23. The rotary milking parlor arrangement of claim 12, wherein each given one of the drive units is configured to:

receive said first signal by a first said link to which the given drive unit is connected;

transmit said first signal in a clockwise direction along the ring network via a second said link to which the given drive unit is connected;

determine whether the first signal transmitted via the second link has been received by a neighboring said drive unit in the ring network in the clockwise direction; and

when determining that the first signal transmitted via the second link has not been received by the neighboring drive unit in the ring network in the clockwise direction, transmit a first error message in the counterclockwise direction around the ring network to the primary control unit identifying the given drive unit and indicating that the second link is the faulty link, and

wherein each given one of the drive units is also configured to:

receive said second signal by the second link to which the given drive unit is connected;

transmit said second signal in a counterclockwise direction along the ring network via the first link to which the given drive unit is connected;

determine whether the second signal transmitted via the first link has been received by a neighboring said drive unit in the ring network in the counterclockwise direction; and

when determining that the second signal transmitted via the first link has not been received by the neighboring drive unit in the ring network in the counterclockwise direction, transmit a second error message in the clockwise direction around the ring network to the primary control unit identifying the given drive unit and indicating that the first link is the faulty link, and.
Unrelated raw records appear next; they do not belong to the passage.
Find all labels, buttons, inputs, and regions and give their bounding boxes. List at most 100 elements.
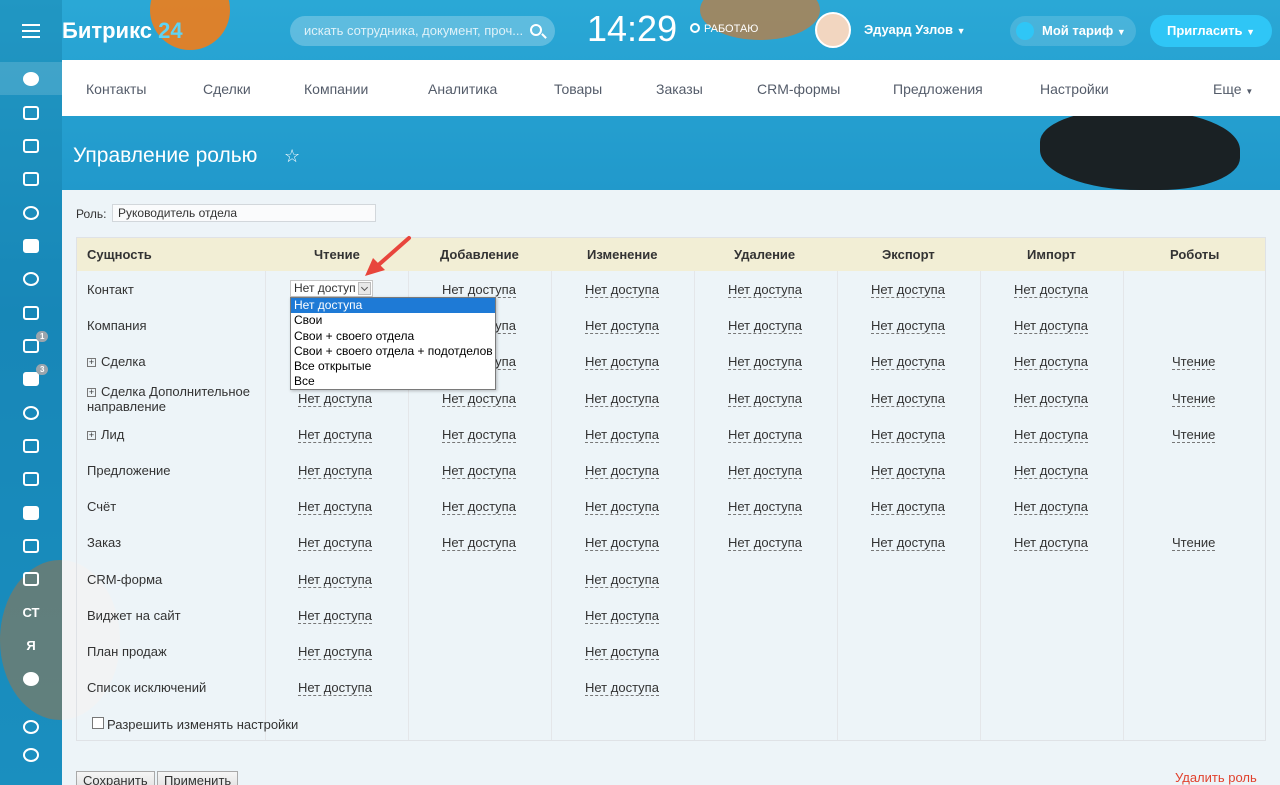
- tab-contacts[interactable]: Контакты: [86, 81, 146, 97]
- dropdown-option[interactable]: Свои + своего отдела: [291, 329, 495, 344]
- invite-button[interactable]: Пригласить ▼: [1150, 15, 1272, 47]
- permission-value[interactable]: Нет доступа: [298, 464, 372, 479]
- dropdown-option[interactable]: Все открытые: [291, 359, 495, 374]
- permission-value[interactable]: Нет доступа: [1014, 500, 1088, 516]
- permission-value[interactable]: Нет доступа: [442, 283, 516, 298]
- work-status[interactable]: РАБОТАЮ: [690, 23, 758, 35]
- permission-value[interactable]: Нет доступа: [871, 536, 945, 552]
- permission-value[interactable]: Нет доступа: [871, 319, 945, 335]
- dropdown-option[interactable]: Все: [291, 374, 495, 389]
- permission-value[interactable]: Чтение: [1172, 355, 1216, 371]
- sidebar-item-time[interactable]: [0, 396, 62, 429]
- permission-value[interactable]: Нет доступа: [298, 391, 372, 407]
- search-input[interactable]: искать сотрудника, документ, проч...: [290, 16, 555, 46]
- permission-value[interactable]: Нет доступа: [728, 283, 802, 298]
- sidebar-item-shop[interactable]: [0, 429, 62, 462]
- dropdown-option[interactable]: Свои + своего отдела + подотделов: [291, 344, 495, 359]
- permission-value[interactable]: Нет доступа: [871, 391, 945, 407]
- permission-value[interactable]: Нет доступа: [442, 391, 516, 407]
- permission-value[interactable]: Нет доступа: [298, 536, 372, 552]
- permission-value[interactable]: Чтение: [1172, 536, 1216, 552]
- permission-value[interactable]: Нет доступа: [585, 536, 659, 552]
- permission-value[interactable]: Нет доступа: [871, 283, 945, 298]
- entity-name[interactable]: + Сделка Дополнительное направление: [87, 384, 250, 414]
- permission-value[interactable]: Нет доступа: [585, 608, 659, 624]
- permission-value[interactable]: Нет доступа: [442, 427, 516, 443]
- permission-value[interactable]: Нет доступа: [298, 681, 372, 697]
- sidebar-item-inventory[interactable]: [0, 529, 62, 562]
- permission-value[interactable]: Нет доступа: [1014, 283, 1088, 298]
- permission-value[interactable]: Нет доступа: [585, 283, 659, 298]
- permission-value[interactable]: Нет доступа: [298, 645, 372, 660]
- permission-value[interactable]: Нет доступа: [1014, 319, 1088, 335]
- permission-value[interactable]: Нет доступа: [585, 645, 659, 660]
- save-button[interactable]: Сохранить: [76, 771, 155, 785]
- permission-value[interactable]: Нет доступа: [728, 536, 802, 552]
- expand-plus-icon[interactable]: +: [87, 430, 96, 440]
- tab-deals[interactable]: Сделки: [203, 81, 251, 97]
- star-icon[interactable]: ☆: [284, 146, 300, 167]
- sidebar-item-docs[interactable]: [0, 129, 62, 162]
- sidebar-item-apps[interactable]: [0, 496, 62, 529]
- sidebar-item-feed[interactable]: [0, 62, 62, 95]
- read-permission-select[interactable]: Нет доступ: [290, 280, 373, 297]
- sidebar-item-drive[interactable]: [0, 229, 62, 262]
- user-menu[interactable]: Эдуард Узлов ▼: [864, 22, 966, 37]
- permission-value[interactable]: Нет доступа: [298, 572, 372, 588]
- tab-analytics[interactable]: Аналитика: [428, 81, 497, 97]
- tab-settings[interactable]: Настройки: [1040, 81, 1109, 97]
- permission-value[interactable]: Нет доступа: [298, 500, 372, 516]
- permission-value[interactable]: Нет доступа: [585, 681, 659, 697]
- menu-burger-icon[interactable]: [22, 24, 40, 38]
- permission-value[interactable]: Нет доступа: [728, 464, 802, 479]
- tab-companies[interactable]: Компании: [304, 81, 368, 97]
- delete-role-link[interactable]: Удалить роль: [1175, 771, 1257, 785]
- sidebar-item-bot[interactable]: [0, 96, 62, 129]
- tab-more[interactable]: Еще ▼: [1213, 81, 1253, 97]
- permission-value[interactable]: Нет доступа: [585, 572, 659, 588]
- sidebar-item-mail[interactable]: 3: [0, 362, 62, 395]
- sidebar-item-goals[interactable]: [0, 196, 62, 229]
- permission-value[interactable]: Нет доступа: [871, 464, 945, 479]
- sidebar-item-knowledge[interactable]: [0, 162, 62, 195]
- permission-value[interactable]: Нет доступа: [1014, 427, 1088, 443]
- permission-value[interactable]: Нет доступа: [442, 536, 516, 552]
- permission-value[interactable]: Нет доступа: [585, 319, 659, 335]
- tab-products[interactable]: Товары: [554, 81, 602, 97]
- search-button[interactable]: [524, 16, 554, 46]
- permission-value[interactable]: Нет доступа: [585, 355, 659, 371]
- permission-value[interactable]: Чтение: [1172, 391, 1216, 407]
- permission-value[interactable]: Нет доступа: [871, 500, 945, 516]
- permission-value[interactable]: Нет доступа: [871, 355, 945, 371]
- permission-value[interactable]: Нет доступа: [1014, 355, 1088, 371]
- sidebar-item-ya[interactable]: Я: [0, 629, 62, 662]
- entity-name[interactable]: + Лид: [87, 427, 124, 442]
- permission-value[interactable]: Нет доступа: [728, 500, 802, 516]
- dropdown-option[interactable]: Свои: [291, 313, 495, 328]
- permission-value[interactable]: Нет доступа: [442, 500, 516, 516]
- sidebar-item-tasks[interactable]: 1: [0, 329, 62, 362]
- permission-value[interactable]: Нет доступа: [585, 391, 659, 407]
- expand-plus-icon[interactable]: +: [87, 358, 96, 368]
- permission-value[interactable]: Нет доступа: [1014, 464, 1088, 479]
- permission-value[interactable]: Нет доступа: [298, 427, 372, 443]
- tab-orders[interactable]: Заказы: [656, 81, 703, 97]
- permission-value[interactable]: Нет доступа: [298, 608, 372, 624]
- allow-settings-checkbox[interactable]: [92, 717, 104, 729]
- role-name-input[interactable]: Руководитель отдела: [112, 204, 376, 222]
- permission-value[interactable]: Нет доступа: [728, 355, 802, 371]
- expand-plus-icon[interactable]: +: [87, 387, 96, 397]
- tariff-button[interactable]: Мой тариф ▼: [1010, 16, 1136, 46]
- apply-button[interactable]: Применить: [157, 771, 239, 785]
- tab-offers[interactable]: Предложения: [893, 81, 983, 97]
- entity-name[interactable]: + Сделка: [87, 354, 146, 369]
- sidebar-item-gear[interactable]: [0, 738, 62, 771]
- sidebar-item-more[interactable]: [0, 662, 62, 695]
- sidebar-item-st[interactable]: СТ: [0, 596, 62, 629]
- logo[interactable]: Битрикс 24: [62, 18, 183, 44]
- sidebar-item-analytics[interactable]: [0, 296, 62, 329]
- sidebar-item-settings[interactable]: [0, 562, 62, 595]
- permission-value[interactable]: Нет доступа: [728, 319, 802, 335]
- permission-value[interactable]: Чтение: [1172, 427, 1216, 443]
- permission-value[interactable]: Нет доступа: [585, 500, 659, 516]
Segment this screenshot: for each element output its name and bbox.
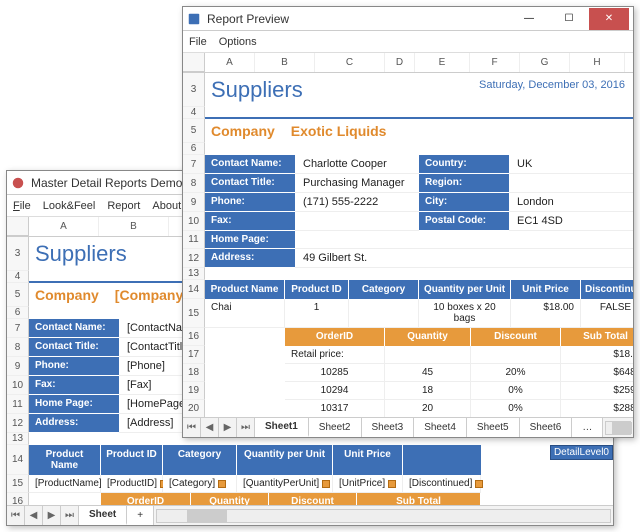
tab-nav-first-icon[interactable]: ⏮ (7, 506, 25, 525)
hdr-product-name: Product Name (29, 445, 101, 475)
menu-lookfeel[interactable]: Look&Feel (43, 200, 96, 212)
hscroll[interactable] (605, 421, 631, 435)
hscroll[interactable] (156, 509, 611, 523)
tab-add[interactable]: + (127, 506, 154, 525)
tab-sheet3[interactable]: Sheet3 (362, 418, 415, 437)
tab-sheet6[interactable]: Sheet6 (520, 418, 573, 437)
tab-sheet4[interactable]: Sheet4 (414, 418, 467, 437)
col-b[interactable]: B (99, 217, 169, 236)
retail-val: $18.00 (561, 346, 633, 364)
menu-file[interactable]: File (189, 36, 207, 48)
tab-more[interactable]: … (572, 418, 603, 437)
prod-name: Chai (205, 299, 285, 328)
report-date: Saturday, December 03, 2016 (309, 73, 633, 107)
suppliers-title: Suppliers (29, 237, 133, 271)
tab-sheet5[interactable]: Sheet5 (467, 418, 520, 437)
tab-sheet2[interactable]: Sheet2 (309, 418, 362, 437)
tab-nav-last-icon[interactable]: ⏭ (237, 418, 255, 437)
column-header-row: A B C D E F G H (183, 53, 633, 73)
report-preview-window: Report Preview — ☐ ✕ File Options A B C … (182, 6, 634, 438)
window-title: Report Preview (207, 12, 509, 26)
tab-nav-prev-icon[interactable]: ◀ (201, 418, 219, 437)
minimize-button[interactable]: — (509, 8, 549, 30)
corner-cell[interactable] (7, 217, 29, 236)
tab-nav-next-icon[interactable]: ▶ (43, 506, 61, 525)
tab-nav-last-icon[interactable]: ⏭ (61, 506, 79, 525)
corner-cell[interactable] (183, 53, 205, 72)
grid: 3 Suppliers Saturday, December 03, 2016 … (183, 73, 633, 417)
menubar: File Options (183, 31, 633, 53)
menu-file[interactable]: File (13, 200, 31, 212)
titlebar[interactable]: Report Preview — ☐ ✕ (183, 7, 633, 31)
sheet-tabs: ⏮ ◀ ▶ ⏭ Sheet1 Sheet2 Sheet3 Sheet4 Shee… (183, 417, 633, 437)
sheet-tabs: ⏮ ◀ ▶ ⏭ Sheet + (7, 505, 613, 525)
tab-nav-prev-icon[interactable]: ◀ (25, 506, 43, 525)
company-label: Company (29, 283, 105, 307)
app-icon (11, 176, 25, 190)
company-label: Company (205, 119, 281, 143)
tab-sheet[interactable]: Sheet (79, 506, 127, 525)
order-0: 10285 (285, 364, 385, 382)
tab-nav-next-icon[interactable]: ▶ (219, 418, 237, 437)
menu-options[interactable]: Options (219, 36, 257, 48)
col-a[interactable]: A (29, 217, 99, 236)
close-button[interactable]: ✕ (589, 8, 629, 30)
tab-nav-first-icon[interactable]: ⏮ (183, 418, 201, 437)
maximize-button[interactable]: ☐ (549, 8, 589, 30)
suppliers-title: Suppliers (205, 73, 309, 107)
company-val: Exotic Liquids (281, 119, 397, 143)
tab-sheet1[interactable]: Sheet1 (255, 418, 309, 437)
app-icon (187, 12, 201, 26)
row-3[interactable]: 3 (7, 237, 29, 271)
menu-report[interactable]: Report (107, 200, 140, 212)
level0-badge[interactable]: DetailLevel0 (550, 445, 613, 460)
k-contact-name: Contact Name: (29, 319, 119, 338)
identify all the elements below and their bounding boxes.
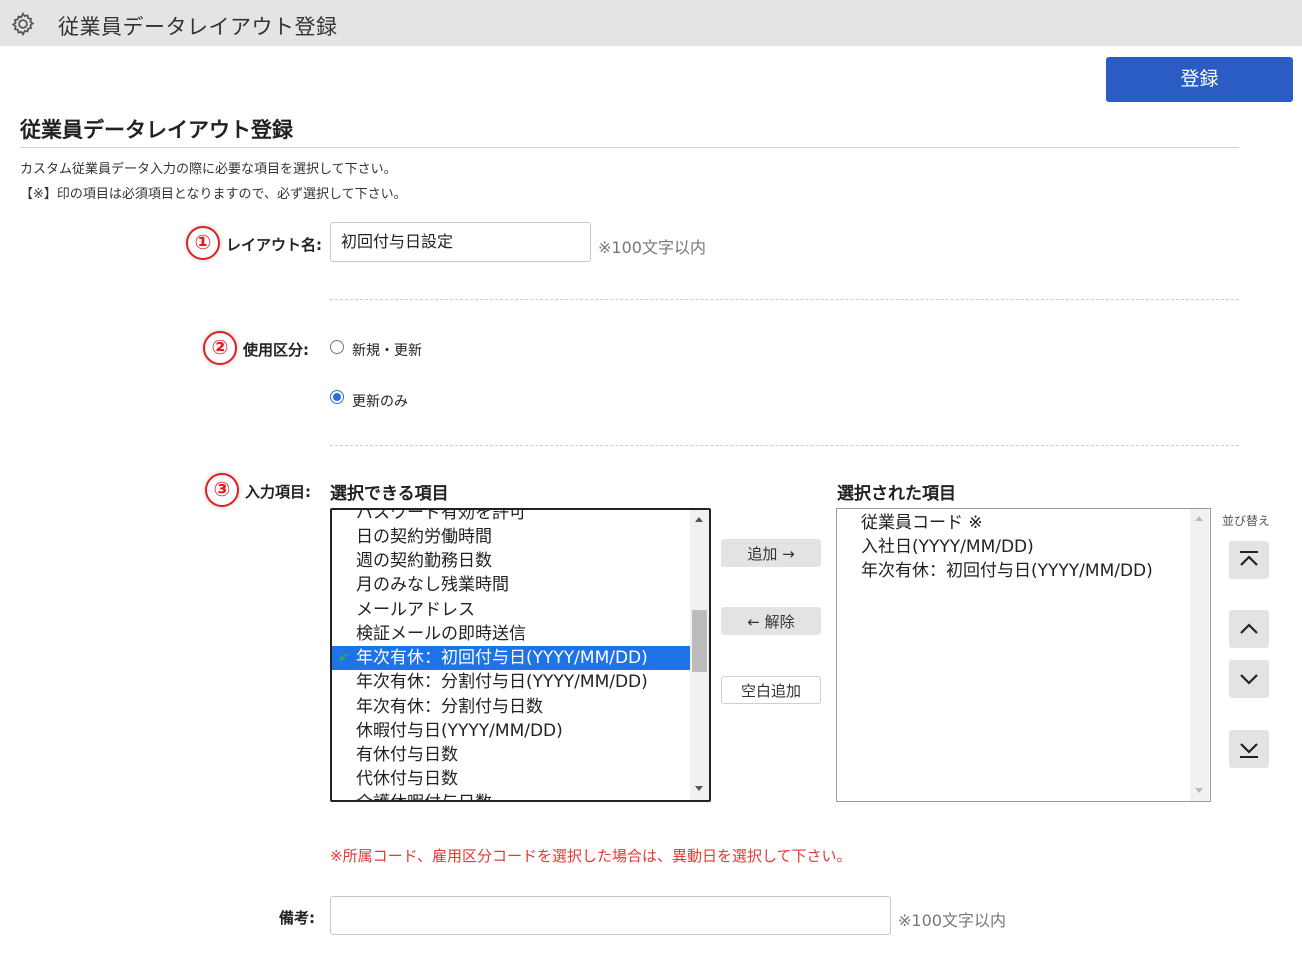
list-item[interactable]: 従業員コード ※ [837,511,1189,535]
scroll-down-icon[interactable] [695,786,703,791]
add-button[interactable]: 追加 → [721,539,821,567]
move-bottom-icon [1240,743,1258,758]
move-bottom-button[interactable] [1229,730,1269,768]
remarks-label: 備考: [279,909,315,927]
gear-icon[interactable] [10,11,36,37]
radio-new-update-label: 新規・更新 [352,343,422,359]
list-item[interactable]: 年次有休：分割付与日数 [332,695,690,719]
available-list-scrollbar[interactable] [690,510,709,800]
register-button[interactable]: 登録 [1106,57,1293,102]
list-item[interactable]: 月のみなし残業時間 [332,573,690,597]
step-badge-1: ① [186,226,220,260]
scroll-up-icon[interactable] [1195,516,1203,521]
add-blank-button[interactable]: 空白追加 [721,676,821,704]
list-item[interactable]: 検証メールの即時送信 [332,622,690,646]
selected-items-list[interactable]: 従業員コード ※ 入社日(YYYY/MM/DD) 年次有休：初回付与日(YYYY… [836,508,1211,802]
usage-label: 使用区分: [243,341,309,359]
remarks-hint: ※100文字以内 [898,911,1006,930]
available-items-list[interactable]: パスワード有効を許可 日の契約労働時間 週の契約勤務日数 月のみなし残業時間 メ… [330,508,711,802]
list-item[interactable]: 有休付与日数 [332,743,690,767]
remarks-input[interactable] [330,896,891,935]
layout-name-hint: ※100文字以内 [598,238,706,257]
list-item-label: 年次有休：初回付与日(YYYY/MM/DD) [356,648,648,668]
description-line-2: 【※】印の項目は必須項目となりますので、必ず選択して下さい。 [20,187,407,202]
list-item[interactable]: 代休付与日数 [332,767,690,791]
list-item[interactable]: 休暇付与日(YYYY/MM/DD) [332,719,690,743]
layout-name-label: レイアウト名: [226,236,322,254]
scroll-down-icon[interactable] [1195,788,1203,793]
remove-button[interactable]: ← 解除 [721,607,821,635]
scroll-thumb[interactable] [692,610,707,672]
available-items-header: 選択できる項目 [330,484,449,504]
list-item-selected[interactable]: ✔ 年次有休：初回付与日(YYYY/MM/DD) [332,646,690,670]
list-item[interactable]: 介護休暇付与日数 [332,791,690,800]
step-badge-3: ③ [205,473,239,507]
selected-list-scrollbar[interactable] [1190,509,1209,801]
layout-name-input[interactable]: 初回付与日設定 [330,222,591,262]
move-up-button[interactable] [1229,610,1269,648]
chevron-down-icon [1240,674,1258,685]
move-top-button[interactable] [1229,541,1269,579]
title-divider [20,147,1239,148]
move-down-button[interactable] [1229,660,1269,698]
radio-new-update[interactable] [330,340,344,354]
description-line-1: カスタム従業員データ入力の際に必要な項目を選択して下さい。 [20,162,397,177]
list-item[interactable]: 年次有休：初回付与日(YYYY/MM/DD) [837,559,1189,583]
section-divider [330,445,1239,446]
check-icon: ✔ [338,650,350,666]
list-item[interactable]: 週の契約勤務日数 [332,549,690,573]
sort-label: 並び替え [1222,514,1271,528]
page-title: 従業員データレイアウト登録 [20,118,293,142]
scroll-up-icon[interactable] [695,517,703,522]
list-item[interactable]: メールアドレス [332,598,690,622]
topbar-title: 従業員データレイアウト登録 [58,15,338,39]
radio-update-only-label: 更新のみ [352,394,408,410]
section-divider [330,299,1239,300]
warning-text: ※所属コード、雇用区分コードを選択した場合は、異動日を選択して下さい。 [330,847,852,865]
list-item[interactable]: 入社日(YYYY/MM/DD) [837,535,1189,559]
list-item[interactable]: パスワード有効を許可 [332,510,690,525]
selected-items-header: 選択された項目 [837,484,956,504]
radio-update-only[interactable] [330,390,344,404]
chevron-up-icon [1240,623,1258,634]
list-item[interactable]: 年次有休：分割付与日(YYYY/MM/DD) [332,670,690,694]
top-bar: 従業員データレイアウト登録 [0,0,1302,46]
list-item[interactable]: 日の契約労働時間 [332,525,690,549]
input-items-label: 入力項目: [245,483,311,501]
move-top-icon [1240,551,1258,566]
step-badge-2: ② [203,331,237,365]
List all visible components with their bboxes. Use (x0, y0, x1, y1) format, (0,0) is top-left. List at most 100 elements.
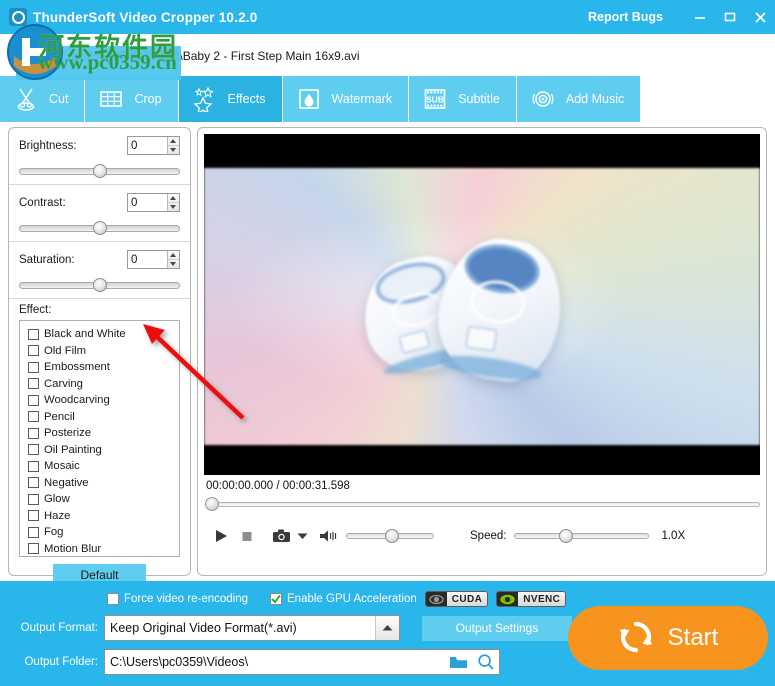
seek-knob[interactable] (205, 497, 219, 511)
effect-label: Embossment (44, 361, 110, 374)
checkbox-icon[interactable] (28, 543, 39, 555)
brightness-slider[interactable] (19, 164, 180, 178)
stop-icon[interactable] (234, 524, 260, 548)
report-bugs-link[interactable]: Report Bugs (588, 10, 663, 24)
slider-knob[interactable] (92, 221, 107, 235)
checkbox-icon[interactable] (28, 411, 39, 423)
camera-icon[interactable] (268, 524, 294, 548)
effect-item-woodcarving[interactable]: Woodcarving (28, 392, 175, 409)
effect-label: Pencil (44, 410, 75, 423)
effect-item-fog[interactable]: Fog (28, 524, 175, 541)
speaker-icon[interactable] (318, 524, 340, 548)
subtitle-film-icon: SUB (421, 85, 449, 113)
chevron-up-icon[interactable] (375, 616, 399, 640)
checkbox-icon[interactable] (28, 444, 39, 456)
brightness-input[interactable] (128, 137, 167, 154)
add-file-button[interactable]: Add File (12, 45, 60, 65)
video-frame-image (204, 168, 760, 445)
effect-checkbox-list: Black and White Old Film Embossment Carv… (19, 320, 180, 557)
output-folder-value: C:\Users\pc0359\Videos\ (110, 655, 249, 669)
checkbox-icon[interactable] (28, 345, 39, 357)
seek-bar[interactable] (204, 497, 760, 511)
stepper-arrows[interactable] (166, 251, 179, 269)
brightness-stepper[interactable] (127, 136, 180, 155)
chevron-down-icon[interactable] (294, 524, 310, 548)
maximize-icon[interactable] (715, 0, 745, 34)
minimize-icon[interactable] (685, 0, 715, 34)
stepper-up-icon[interactable] (167, 194, 179, 203)
file-bar: Add File \pc0359\桌面\新视频\Baby 2 - First S… (0, 34, 775, 76)
output-settings-button[interactable]: Output Settings (422, 615, 572, 641)
folder-icon[interactable] (445, 650, 472, 674)
file-path-label: \pc0359\桌面\新视频\Baby 2 - First Step Main … (70, 48, 360, 63)
svg-text:SUB: SUB (426, 95, 444, 105)
checkbox-icon[interactable] (28, 493, 39, 505)
slider-knob[interactable] (558, 529, 573, 543)
effect-item-oil-painting[interactable]: Oil Painting (28, 442, 175, 459)
stepper-down-icon[interactable] (168, 203, 179, 212)
contrast-stepper[interactable] (127, 193, 180, 212)
stepper-down-icon[interactable] (168, 146, 179, 155)
checkbox-icon[interactable] (28, 526, 39, 538)
title-bar: ThunderSoft Video Cropper 10.2.0 Report … (0, 0, 775, 34)
force-reencode-checkbox[interactable] (107, 593, 119, 605)
contrast-input[interactable] (128, 194, 167, 211)
effect-item-negative[interactable]: Negative (28, 475, 175, 492)
close-icon[interactable] (745, 0, 775, 34)
output-folder-field[interactable]: C:\Users\pc0359\Videos\ (104, 649, 500, 675)
checkbox-icon[interactable] (28, 510, 39, 522)
checkbox-icon[interactable] (28, 477, 39, 489)
tab-add-music[interactable]: Add Music (516, 76, 642, 122)
tab-watermark[interactable]: Watermark (282, 76, 410, 122)
checkbox-icon[interactable] (28, 460, 39, 472)
saturation-stepper[interactable] (127, 250, 180, 269)
stepper-up-icon[interactable] (167, 251, 179, 260)
checkbox-icon[interactable] (28, 378, 39, 390)
slider-knob[interactable] (92, 278, 107, 292)
saturation-group: Saturation: (9, 242, 190, 299)
checkbox-icon[interactable] (28, 394, 39, 406)
checkbox-icon[interactable] (28, 427, 39, 439)
effect-item-pencil[interactable]: Pencil (28, 409, 175, 426)
output-format-value: Keep Original Video Format(*.avi) (110, 621, 297, 635)
speed-slider[interactable] (514, 529, 650, 543)
effect-item-haze[interactable]: Haze (28, 508, 175, 525)
slider-knob[interactable] (384, 529, 399, 543)
effect-item-carving[interactable]: Carving (28, 376, 175, 393)
tab-label: Add Music (565, 92, 625, 106)
effect-item-old-film[interactable]: Old Film (28, 343, 175, 360)
stepper-up-icon[interactable] (167, 137, 179, 146)
baby-shoes-subject (352, 229, 582, 390)
effect-item-mosaic[interactable]: Mosaic (28, 458, 175, 475)
search-icon[interactable] (472, 650, 499, 674)
checkbox-icon[interactable] (28, 328, 39, 340)
tab-subtitle[interactable]: SUB Subtitle (409, 76, 517, 122)
checkbox-icon[interactable] (28, 361, 39, 373)
tab-effects[interactable]: Effects (178, 76, 283, 122)
slider-knob[interactable] (92, 164, 107, 178)
stepper-down-icon[interactable] (168, 260, 179, 269)
effect-item-black-and-white[interactable]: Black and White (28, 326, 175, 343)
start-button[interactable]: Start (568, 606, 768, 670)
effect-item-posterize[interactable]: Posterize (28, 425, 175, 442)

wherein each given one of the drive units is also configured to:

upon receiving the first error message, transmitting the first error message along the ring network in the counterclockwise direction, and

upon receiving the second error message, transmitting the second error message along the ring network in the clockwise direction.

24. The rotary milking parlor arrangement of claim 13, wherein each given one of the drive units is configured to:

receive said third signal by a first said galvanic connection to which the given drive unit is connected;

transmit said third signal in a clockwise direction along the loop configuration via a second said galvanic connection to which the given drive unit is connected;

determine whether the third signal transmitted via the second galvanic connection has been received by a neighboring said drive unit in the loop configuration in the clockwise direction; and

when determining that the third signal transmitted via the second galvanic connection has not been received by the neighboring drive unit in the loop configuration in the clockwise direction, transmit a first error message in the counterclockwise direction around the loop configuration to the primary control unit identifying the given drive unit and indicating that the second galvanic connection is the faulty galvanic connection, and

wherein each given one of the drive units is also configured to:

receive said fourth signal by the second galvanic connection to which the given drive unit is connected;

transmit said fourth signal in a counterclockwise direction along the loop configuration via the first galvanic connection to which the given drive unit is connected;

determine whether the fourth signal transmitted via the first galvanic connection has been received by a neighboring said drive unit in the loop configuration in the counterclockwise direction; and

when determining that the fourth signal transmitted via the first galvanic connection has not been received by the neighboring drive unit in the loop configuration in the counterclockwise direction, transmit a second error message in the clockwise direction around the loop configuration to the primary control unit identifying the given drive unit and indicating that the first galvanic connection is the faulty galvanic connection, and.

wherein each given one of the drive units is also configured to:

upon receiving the first error message, transmitting the first error message along the loop configuration in the counterclockwise direction, and

upon receiving the second error message, transmitting the second error message along the loop configuration in the clockwise direction.